The idea that Trump might not be evicted from the ballot, judging from the discussion at oral arguments this week before the Supreme Court is supremely depressing. Trump continues to plague America like the ineradicable odor of a skunk.
After all, the constitutional scholars on television had pretty much agreed that Trump should not be a choice for a befuddled and divided electorate after all the prognostications about how Section III of the 14th Amendment clearly states that Trump is disqualified, after the incitement of an insurrection, after people died, after a committee of congress presented all the damning evidence, after courageous witnesses risked their lives and safety to speak the truth, after a trial found Trump guilty of insurrection and the Supreme Court of Colorado found Trump an insurrectionist and held him clearly disqualified from office, the justices of the United States Supreme Court are mentally masturbating whether disqualifying Trump would cause a disparate result in the various states, with some keeping him off the ballot, and other states doing the contrary. The Justices asked questions about procedural minutia, hinting that they would avoid the issue like a root canal, and let him stay.

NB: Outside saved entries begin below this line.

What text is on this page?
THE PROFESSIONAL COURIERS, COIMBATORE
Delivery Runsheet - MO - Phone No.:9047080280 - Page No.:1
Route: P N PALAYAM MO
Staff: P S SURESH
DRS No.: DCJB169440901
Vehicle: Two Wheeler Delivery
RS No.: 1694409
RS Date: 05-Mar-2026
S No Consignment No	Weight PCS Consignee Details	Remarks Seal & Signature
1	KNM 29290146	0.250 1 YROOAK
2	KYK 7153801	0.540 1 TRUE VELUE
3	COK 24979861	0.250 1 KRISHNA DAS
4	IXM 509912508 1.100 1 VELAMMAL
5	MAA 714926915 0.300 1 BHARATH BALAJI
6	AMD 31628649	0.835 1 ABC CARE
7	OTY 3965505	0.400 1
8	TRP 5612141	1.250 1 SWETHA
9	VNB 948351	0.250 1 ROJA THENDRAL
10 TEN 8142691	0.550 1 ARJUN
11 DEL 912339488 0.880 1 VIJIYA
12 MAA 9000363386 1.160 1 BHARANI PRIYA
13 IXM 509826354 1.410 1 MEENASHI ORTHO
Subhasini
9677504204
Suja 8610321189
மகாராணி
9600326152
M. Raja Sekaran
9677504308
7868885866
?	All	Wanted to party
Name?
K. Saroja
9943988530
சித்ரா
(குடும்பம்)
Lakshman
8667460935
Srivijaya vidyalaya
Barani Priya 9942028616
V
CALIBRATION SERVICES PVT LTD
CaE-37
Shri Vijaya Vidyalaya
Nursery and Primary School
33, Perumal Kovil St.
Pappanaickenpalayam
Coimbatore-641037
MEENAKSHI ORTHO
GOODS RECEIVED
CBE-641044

I hope that they rule on the briefs and the overwhelming historical analysis, and that oral argument was not an omen of judicially avoiding the lessons of history. Court rulings in the past have caused national disruption, such as Brown v. Board of Education, but then the court was courageous and fair.
No one, not even the liberal justices, expressed any concern about preserving the Republic. Or the intent of the framers. There was no discussion of the historicity of the 14th Amendment, designed to keep insurrectionists off the ballot. Con men can be popular. And Trump has announced his revenge agenda. I think the court should believe him.
This did not seem to bother the justices when they overruled Roe v. Wade. The states are busy enacting different rules and creating a hodgepodge of laws, most of which are detrimental to the health and safety of young women. Or when they gutted the Voting Rights Act in Shelby County v. Holder allowing enlightened places like Mississippi to disenfranchise as many African American voters as possible.
“Why were there no prosecutions after the Civil War and the 14th Amendment?” asked Clarence Thomas. Well, because there was post war amnesty passed in Congress in 1872. Guess you did not learn that from Harlan Crowe. And because no one else and no President ever caused an insurrection since then, until Donald Trump.